Let $x=p^{r}s$, where $0\leq r<1$, and gcd($s, p)=1$. Then $s(p^{r}s-1)\equiv 0$ (mod $p^{l-r})$ which give us $p^{r}s\equiv 1$ (mod $p^{l-r})$. Thus $r=0$ and hence $x\equiv s\equiv 1$ (mod $p^{l})$. It is clear now from (1) and claim that the number of idempotents of ring $R=\mathbb{Z}/\mathbb{Z}_{n}$ is $2^{m}$.
Now we can solve any question for $\mathbb{Z}/\mathbb{Z}_{n}$.
By the above $R=\mathbb{Z}/\mathbb{Z}_{20}$, we know that $R$ has $4$ idempotents, it is clear two of them being $0, 1$ (mod $20$). Let $R_{1}=\mathbb{Z}/\mathbb{Z}_{4}$, $R_{2}=\mathbb{Z}/\mathbb{Z}_{5}$. Then $R\cong R_{1}$ x $R_{2}$. All idempotents of $R_{1}$ x $R_{2}$ are $(0, 0)$, $(1, 0)$, $(0, 1)$, $(1, 1)$.
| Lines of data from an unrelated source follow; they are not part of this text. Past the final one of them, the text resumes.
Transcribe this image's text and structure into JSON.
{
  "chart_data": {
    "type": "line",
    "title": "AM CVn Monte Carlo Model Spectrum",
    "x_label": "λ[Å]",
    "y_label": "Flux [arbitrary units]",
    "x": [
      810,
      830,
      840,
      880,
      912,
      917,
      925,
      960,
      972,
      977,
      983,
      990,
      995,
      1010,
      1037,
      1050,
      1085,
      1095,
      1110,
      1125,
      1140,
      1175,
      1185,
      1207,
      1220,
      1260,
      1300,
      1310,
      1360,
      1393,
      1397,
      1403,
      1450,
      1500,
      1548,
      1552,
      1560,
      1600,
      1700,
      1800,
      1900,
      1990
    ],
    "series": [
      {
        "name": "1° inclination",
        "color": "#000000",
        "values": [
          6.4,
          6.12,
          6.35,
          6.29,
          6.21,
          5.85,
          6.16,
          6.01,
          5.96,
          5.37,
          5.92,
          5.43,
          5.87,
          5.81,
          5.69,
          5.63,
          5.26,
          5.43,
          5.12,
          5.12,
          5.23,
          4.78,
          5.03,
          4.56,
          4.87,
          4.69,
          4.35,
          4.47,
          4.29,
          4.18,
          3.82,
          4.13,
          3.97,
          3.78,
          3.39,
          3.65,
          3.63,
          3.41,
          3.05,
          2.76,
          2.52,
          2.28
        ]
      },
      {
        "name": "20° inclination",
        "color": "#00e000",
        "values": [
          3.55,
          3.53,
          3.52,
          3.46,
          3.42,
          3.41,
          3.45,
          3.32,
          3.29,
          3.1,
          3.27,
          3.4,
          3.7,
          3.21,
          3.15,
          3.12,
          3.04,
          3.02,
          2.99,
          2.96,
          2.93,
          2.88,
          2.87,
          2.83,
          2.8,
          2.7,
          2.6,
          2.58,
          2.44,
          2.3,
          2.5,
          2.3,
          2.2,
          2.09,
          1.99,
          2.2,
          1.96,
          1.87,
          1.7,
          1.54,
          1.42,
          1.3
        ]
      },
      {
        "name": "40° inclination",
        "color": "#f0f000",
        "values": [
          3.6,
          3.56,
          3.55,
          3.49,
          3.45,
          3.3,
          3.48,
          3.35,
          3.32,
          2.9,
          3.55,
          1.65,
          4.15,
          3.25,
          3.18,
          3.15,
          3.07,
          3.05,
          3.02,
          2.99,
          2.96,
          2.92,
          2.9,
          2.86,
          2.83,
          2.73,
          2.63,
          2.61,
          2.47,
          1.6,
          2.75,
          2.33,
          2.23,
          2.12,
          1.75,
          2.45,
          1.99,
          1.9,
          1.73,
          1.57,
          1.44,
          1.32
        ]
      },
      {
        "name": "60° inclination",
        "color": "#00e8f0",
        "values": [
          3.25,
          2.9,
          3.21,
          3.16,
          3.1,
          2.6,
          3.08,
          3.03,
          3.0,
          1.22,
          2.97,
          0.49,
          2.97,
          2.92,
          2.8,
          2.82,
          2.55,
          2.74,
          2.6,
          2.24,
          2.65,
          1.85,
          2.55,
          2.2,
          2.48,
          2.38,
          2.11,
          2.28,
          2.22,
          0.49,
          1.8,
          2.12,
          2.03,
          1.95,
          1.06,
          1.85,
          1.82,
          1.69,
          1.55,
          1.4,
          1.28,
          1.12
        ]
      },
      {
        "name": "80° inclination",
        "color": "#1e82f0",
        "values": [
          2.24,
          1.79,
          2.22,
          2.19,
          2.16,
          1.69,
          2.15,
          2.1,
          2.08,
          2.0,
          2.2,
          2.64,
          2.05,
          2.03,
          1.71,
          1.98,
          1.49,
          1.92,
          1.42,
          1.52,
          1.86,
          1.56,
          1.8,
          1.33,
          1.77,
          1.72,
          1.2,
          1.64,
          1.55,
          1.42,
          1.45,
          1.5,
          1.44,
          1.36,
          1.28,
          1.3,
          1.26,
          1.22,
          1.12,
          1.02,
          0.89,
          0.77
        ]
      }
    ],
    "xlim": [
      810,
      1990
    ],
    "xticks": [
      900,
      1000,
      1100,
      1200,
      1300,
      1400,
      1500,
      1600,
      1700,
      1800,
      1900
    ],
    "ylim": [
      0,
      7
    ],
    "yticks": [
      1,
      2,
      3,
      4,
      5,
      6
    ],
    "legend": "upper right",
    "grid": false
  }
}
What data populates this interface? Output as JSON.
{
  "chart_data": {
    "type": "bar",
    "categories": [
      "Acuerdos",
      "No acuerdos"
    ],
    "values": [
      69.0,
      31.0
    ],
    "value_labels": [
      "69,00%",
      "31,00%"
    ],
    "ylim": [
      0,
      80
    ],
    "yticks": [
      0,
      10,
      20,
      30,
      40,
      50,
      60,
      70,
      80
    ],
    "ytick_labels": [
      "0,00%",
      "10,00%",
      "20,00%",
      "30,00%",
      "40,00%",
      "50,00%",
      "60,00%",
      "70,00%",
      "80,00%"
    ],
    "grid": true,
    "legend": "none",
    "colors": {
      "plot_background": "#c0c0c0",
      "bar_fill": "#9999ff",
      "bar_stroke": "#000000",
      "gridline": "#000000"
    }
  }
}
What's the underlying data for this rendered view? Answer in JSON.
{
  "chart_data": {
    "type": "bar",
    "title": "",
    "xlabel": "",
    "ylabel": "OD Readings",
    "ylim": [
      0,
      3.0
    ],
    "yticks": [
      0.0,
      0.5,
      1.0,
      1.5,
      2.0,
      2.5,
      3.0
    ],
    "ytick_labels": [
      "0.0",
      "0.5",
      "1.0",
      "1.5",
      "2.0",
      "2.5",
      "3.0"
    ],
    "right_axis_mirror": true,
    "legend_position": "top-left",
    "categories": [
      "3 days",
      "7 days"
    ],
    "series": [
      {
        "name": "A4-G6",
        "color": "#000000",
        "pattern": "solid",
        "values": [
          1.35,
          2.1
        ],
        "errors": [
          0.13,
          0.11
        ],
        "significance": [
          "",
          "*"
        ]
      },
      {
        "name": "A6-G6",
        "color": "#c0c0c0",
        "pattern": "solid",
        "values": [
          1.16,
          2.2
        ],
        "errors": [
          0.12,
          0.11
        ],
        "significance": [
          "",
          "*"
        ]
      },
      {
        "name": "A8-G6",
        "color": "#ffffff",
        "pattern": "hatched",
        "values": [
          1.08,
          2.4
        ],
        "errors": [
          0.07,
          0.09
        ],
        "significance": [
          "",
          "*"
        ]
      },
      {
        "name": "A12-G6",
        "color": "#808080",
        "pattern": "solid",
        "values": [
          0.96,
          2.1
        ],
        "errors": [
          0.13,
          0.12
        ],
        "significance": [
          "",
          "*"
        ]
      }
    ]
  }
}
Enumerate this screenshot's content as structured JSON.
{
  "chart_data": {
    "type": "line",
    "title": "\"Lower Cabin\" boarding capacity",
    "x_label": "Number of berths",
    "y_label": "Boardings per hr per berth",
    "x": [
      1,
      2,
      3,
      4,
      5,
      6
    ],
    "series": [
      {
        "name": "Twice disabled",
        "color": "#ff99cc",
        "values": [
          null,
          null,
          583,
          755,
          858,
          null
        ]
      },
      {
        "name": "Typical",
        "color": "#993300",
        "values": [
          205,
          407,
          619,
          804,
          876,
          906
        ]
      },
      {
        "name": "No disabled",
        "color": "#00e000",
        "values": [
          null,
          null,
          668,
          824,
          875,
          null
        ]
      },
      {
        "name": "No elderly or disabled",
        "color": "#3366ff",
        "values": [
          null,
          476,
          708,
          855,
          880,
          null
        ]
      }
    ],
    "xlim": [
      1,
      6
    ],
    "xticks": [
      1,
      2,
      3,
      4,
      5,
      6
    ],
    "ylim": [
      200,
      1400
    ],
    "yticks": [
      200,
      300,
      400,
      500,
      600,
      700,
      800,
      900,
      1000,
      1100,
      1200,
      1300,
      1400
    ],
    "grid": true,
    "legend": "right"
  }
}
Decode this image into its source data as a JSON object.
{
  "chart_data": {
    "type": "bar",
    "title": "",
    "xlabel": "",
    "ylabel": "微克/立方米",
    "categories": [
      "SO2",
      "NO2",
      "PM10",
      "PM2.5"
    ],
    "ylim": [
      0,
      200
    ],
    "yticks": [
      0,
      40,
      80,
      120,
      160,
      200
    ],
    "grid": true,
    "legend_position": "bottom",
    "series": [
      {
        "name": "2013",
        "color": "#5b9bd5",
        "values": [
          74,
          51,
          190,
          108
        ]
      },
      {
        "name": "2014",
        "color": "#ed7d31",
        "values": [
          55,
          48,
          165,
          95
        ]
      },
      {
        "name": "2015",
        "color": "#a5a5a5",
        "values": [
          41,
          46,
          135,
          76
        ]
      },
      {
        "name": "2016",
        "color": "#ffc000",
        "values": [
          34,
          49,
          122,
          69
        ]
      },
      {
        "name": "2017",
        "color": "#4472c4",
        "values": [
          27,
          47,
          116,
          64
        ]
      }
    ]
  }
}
So we just need to find preimage of each idempotent in $R$. Obviously, the preimages of $(0, 0)$ and $(1, 1)$ are $0$ and $1$ (mod $20$) respectively. Now let let's find the preimage of, say $b=(0, 1)$. Let $a=m+20\mathbb{Z}$ be the preimage of $b$. Then the image of $a$ is $(m+4\mathbb{Z}, m+5\mathbb{Z})=b=(4\mathbb{Z}, 1+5\mathbb{Z})$. So $m$ divisible by $4$ and it is equiavlent to $1$ (mod $5$). It follows that $a=16+20\mathbb{Z}$. Similarly, we can find another idempotent 5 which is preimage of $(1,0)$.
Let $m=p^{c_{1}}_{1}...p^{c_{n}}_{n}$ be a prime factorization of an integer $m$ with $c_{i}\geq1$ and $p_{i}$ are distinct prime numbers. Then the ring $\mathbb{Z}/m\mathbb{Z}$ has $2^{n}$ idempotents and (modulo $m$) these are precisely of the form $\sum\limits_{k=1}^{n}h_{k}\epsilon_{k}$ where $\epsilon_{k}\in\{0,1\}$ and $h_{k}\in(\prod\limits_{\substack{i=1,\\ i\neq k}}^{n}p^{c_{i}}_{i})\mathbb{Z}$ such that $h_{k}-1\in p^{c_{k}}_{k}\mathbb{Z}$.